# Little Scioto River 6/10/2012 Report



## terryit3 (Jul 15, 2011)

We took another canoe trip down a new section of the Little Scioto River yesterday and had good luck with numbers. No giants were caught, but catching them made sitting in the hot sun more bearable.

Here are a few pics:










Hard Life in the LSR


----------



## dreinhart (Aug 3, 2010)

You look like you caught one smallmouth. I have never caught a smallmouth on the Little Scioto. I have had some guys tell me they have caught them in it but I think they confuse Spotted Bass with Smallmouth. Lots of Spotted Bass every time I have fished it. I even caught a small Muskie once in it.. I have usually fished the upper reaches though above Rocky Fork. Never floated it. Thought there would be more smallmouth in it but never have had much luck with them. Do you usually catch many smallmouth?


----------



## terryit3 (Jul 15, 2011)

I caught a few smallmouth, but this was the largest. My buddy caught one that was a bit bigger. Until this year, I've caught many more smallmouth than largemouth or spotted bass. To be honest, I doubt I could identify a spotted bass over a largemouth. These fish were caught between Wheelers Mill and Dixon Mill. I'd like to fish the upper section of it, but I don't know where to drop in.


----------



## autogyroenthusiast (Oct 25, 2007)

awesome photos, looked like great day.


----------



## dreinhart (Aug 3, 2010)

Spotted Bass Jaw does not extend past the eye when jaw is closed, where large mouth jaw line is past the eye when jaw is closed, but probably the easiest way is when you look in their mouth there will be a patch of teeth on the tongue. Not really teeth but more like a dark small patch like sand paper. Its kind of difficult to see but right below the lateral line they have some small broken lines or faint spot markings . . The dorsal or top fin with not be separated between the front and back part it will come down to the back but not as far to the back as the separation will be with large mouth bass. They prefer long slow pools and are found over sand and mud bottoms more than Smallmouth. They are usually in areas of slower current than Smallies and Spotted bass will hold near logs in the long slow current pools.They will never get as big or as long as as large mouth bass but can get kind of football shaped. A big Spotted in Ohio is a two to three pound fish.
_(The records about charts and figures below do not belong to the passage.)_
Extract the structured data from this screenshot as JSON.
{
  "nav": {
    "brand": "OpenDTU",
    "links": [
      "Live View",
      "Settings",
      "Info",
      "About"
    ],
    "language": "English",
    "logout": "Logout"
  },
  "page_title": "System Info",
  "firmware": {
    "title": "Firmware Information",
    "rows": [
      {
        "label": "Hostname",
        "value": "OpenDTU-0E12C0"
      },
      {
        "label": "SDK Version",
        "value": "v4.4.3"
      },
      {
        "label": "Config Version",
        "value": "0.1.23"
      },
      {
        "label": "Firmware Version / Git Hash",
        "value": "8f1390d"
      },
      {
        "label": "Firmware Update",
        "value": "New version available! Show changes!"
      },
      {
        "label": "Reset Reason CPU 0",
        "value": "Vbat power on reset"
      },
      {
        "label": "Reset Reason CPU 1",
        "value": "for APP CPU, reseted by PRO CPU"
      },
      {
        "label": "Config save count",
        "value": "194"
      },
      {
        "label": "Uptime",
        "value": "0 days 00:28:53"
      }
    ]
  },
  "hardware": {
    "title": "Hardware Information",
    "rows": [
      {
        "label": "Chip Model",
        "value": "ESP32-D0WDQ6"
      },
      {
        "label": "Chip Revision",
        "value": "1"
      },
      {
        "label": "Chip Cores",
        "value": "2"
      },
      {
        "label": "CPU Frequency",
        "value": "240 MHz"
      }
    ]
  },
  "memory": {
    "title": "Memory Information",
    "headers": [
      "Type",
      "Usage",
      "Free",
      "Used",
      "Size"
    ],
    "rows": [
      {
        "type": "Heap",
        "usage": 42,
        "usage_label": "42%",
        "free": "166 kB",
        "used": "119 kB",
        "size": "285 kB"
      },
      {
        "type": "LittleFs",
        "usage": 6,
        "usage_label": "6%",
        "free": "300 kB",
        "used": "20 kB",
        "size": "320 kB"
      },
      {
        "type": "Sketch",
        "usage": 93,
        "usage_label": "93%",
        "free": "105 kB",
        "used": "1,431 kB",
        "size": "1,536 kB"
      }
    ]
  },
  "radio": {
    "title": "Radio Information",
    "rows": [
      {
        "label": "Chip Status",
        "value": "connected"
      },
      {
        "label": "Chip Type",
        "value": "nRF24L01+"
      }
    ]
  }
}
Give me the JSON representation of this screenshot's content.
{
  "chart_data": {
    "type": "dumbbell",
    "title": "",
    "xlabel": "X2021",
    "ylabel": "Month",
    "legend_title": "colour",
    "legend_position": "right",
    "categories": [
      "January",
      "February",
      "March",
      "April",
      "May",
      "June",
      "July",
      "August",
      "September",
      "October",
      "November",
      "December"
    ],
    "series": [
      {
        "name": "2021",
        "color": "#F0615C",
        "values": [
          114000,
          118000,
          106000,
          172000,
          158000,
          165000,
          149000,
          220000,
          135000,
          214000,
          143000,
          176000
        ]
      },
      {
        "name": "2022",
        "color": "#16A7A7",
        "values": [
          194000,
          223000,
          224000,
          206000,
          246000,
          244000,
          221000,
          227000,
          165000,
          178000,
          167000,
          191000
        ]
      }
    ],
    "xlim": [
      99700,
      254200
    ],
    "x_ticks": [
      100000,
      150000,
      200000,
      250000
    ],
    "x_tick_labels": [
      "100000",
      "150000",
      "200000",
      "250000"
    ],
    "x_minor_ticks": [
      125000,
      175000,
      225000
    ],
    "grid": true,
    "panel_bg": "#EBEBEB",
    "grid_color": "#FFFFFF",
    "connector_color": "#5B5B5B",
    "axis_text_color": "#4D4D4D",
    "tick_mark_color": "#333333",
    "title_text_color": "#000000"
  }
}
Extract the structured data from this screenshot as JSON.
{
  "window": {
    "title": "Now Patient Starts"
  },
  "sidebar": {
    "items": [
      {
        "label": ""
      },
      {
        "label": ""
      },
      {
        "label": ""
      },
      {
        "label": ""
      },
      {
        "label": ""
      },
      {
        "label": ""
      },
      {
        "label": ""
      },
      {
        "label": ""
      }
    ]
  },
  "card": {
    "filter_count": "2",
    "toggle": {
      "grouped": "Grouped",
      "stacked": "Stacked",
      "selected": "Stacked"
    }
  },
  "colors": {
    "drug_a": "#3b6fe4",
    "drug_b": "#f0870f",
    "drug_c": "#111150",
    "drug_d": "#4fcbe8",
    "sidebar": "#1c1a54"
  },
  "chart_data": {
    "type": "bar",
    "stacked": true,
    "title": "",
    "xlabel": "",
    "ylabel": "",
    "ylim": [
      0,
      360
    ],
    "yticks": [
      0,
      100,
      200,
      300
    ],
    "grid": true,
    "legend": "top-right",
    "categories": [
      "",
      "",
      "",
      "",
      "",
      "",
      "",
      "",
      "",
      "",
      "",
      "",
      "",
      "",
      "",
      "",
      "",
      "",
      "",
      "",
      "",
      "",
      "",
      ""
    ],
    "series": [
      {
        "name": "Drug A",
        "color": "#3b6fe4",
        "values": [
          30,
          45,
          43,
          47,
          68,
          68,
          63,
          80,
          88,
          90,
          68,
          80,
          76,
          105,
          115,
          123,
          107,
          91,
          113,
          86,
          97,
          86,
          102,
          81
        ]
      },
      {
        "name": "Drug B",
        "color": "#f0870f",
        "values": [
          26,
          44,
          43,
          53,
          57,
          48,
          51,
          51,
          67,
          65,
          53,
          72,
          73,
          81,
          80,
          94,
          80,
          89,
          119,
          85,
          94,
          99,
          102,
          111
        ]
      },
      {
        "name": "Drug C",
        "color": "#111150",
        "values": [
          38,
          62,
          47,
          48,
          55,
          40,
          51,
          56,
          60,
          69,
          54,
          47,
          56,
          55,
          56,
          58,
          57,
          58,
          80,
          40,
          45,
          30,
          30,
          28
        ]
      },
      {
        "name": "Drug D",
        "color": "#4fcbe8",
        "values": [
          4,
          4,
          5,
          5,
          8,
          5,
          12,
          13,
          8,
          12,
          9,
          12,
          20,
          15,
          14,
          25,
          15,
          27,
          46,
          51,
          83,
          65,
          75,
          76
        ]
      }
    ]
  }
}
You do not find them in areas other than the Ohio River drainage in Ohio, none up north in Ohio. When they are young Smallmouth fry will be black, large mouth will have a black band on the tip of the tail and Spotted will have a tri color tail with black yellow and white , they will also be more elongated. As far as the upper reaches not a lot of cobble rock in the upper reaches, lots of shale, flat rock and sand. I have wondered if that had anything to do with the lack of Smallmouth. You cant really float it but have to wade it.


----------



## Mr. Basskisser (Oct 18, 2005)

Never even knew that river existed. The little scioto i always heard about is up by bucyrus. That river looks pretty cool. It reminds me of a bigger version of sunfish creek in moneoe county. Looking forward to more repirts.


----------



## Bobst03 (Oct 15, 2011)

Theres a pretty good little hole there by the golf course. I caught 12 bass from the bank in about an hour few weeks ago. You talk about fishing the upper end...How far up you talkin?...Go on out through minford toward southwebster and hit KY trail. there is a bridge down there and you can fish clear down to dixon mill again if ya start early. any farther than ky trail though, not real familiar with. Just curious, wats ur name, you are close to my neck of the woods.


----------



## terryit3 (Jul 15, 2011)

I caught the bigger fish out behind the golf course. There was a big open hole with a lot of trees in it and we caught them there. I'm familiar with KY Trail, and can hopefully drop the canoe in there sometime soon. My name is Terry, I live in Wheelersburg. I have some family that lives in the Minford area, close to where I fish.


----------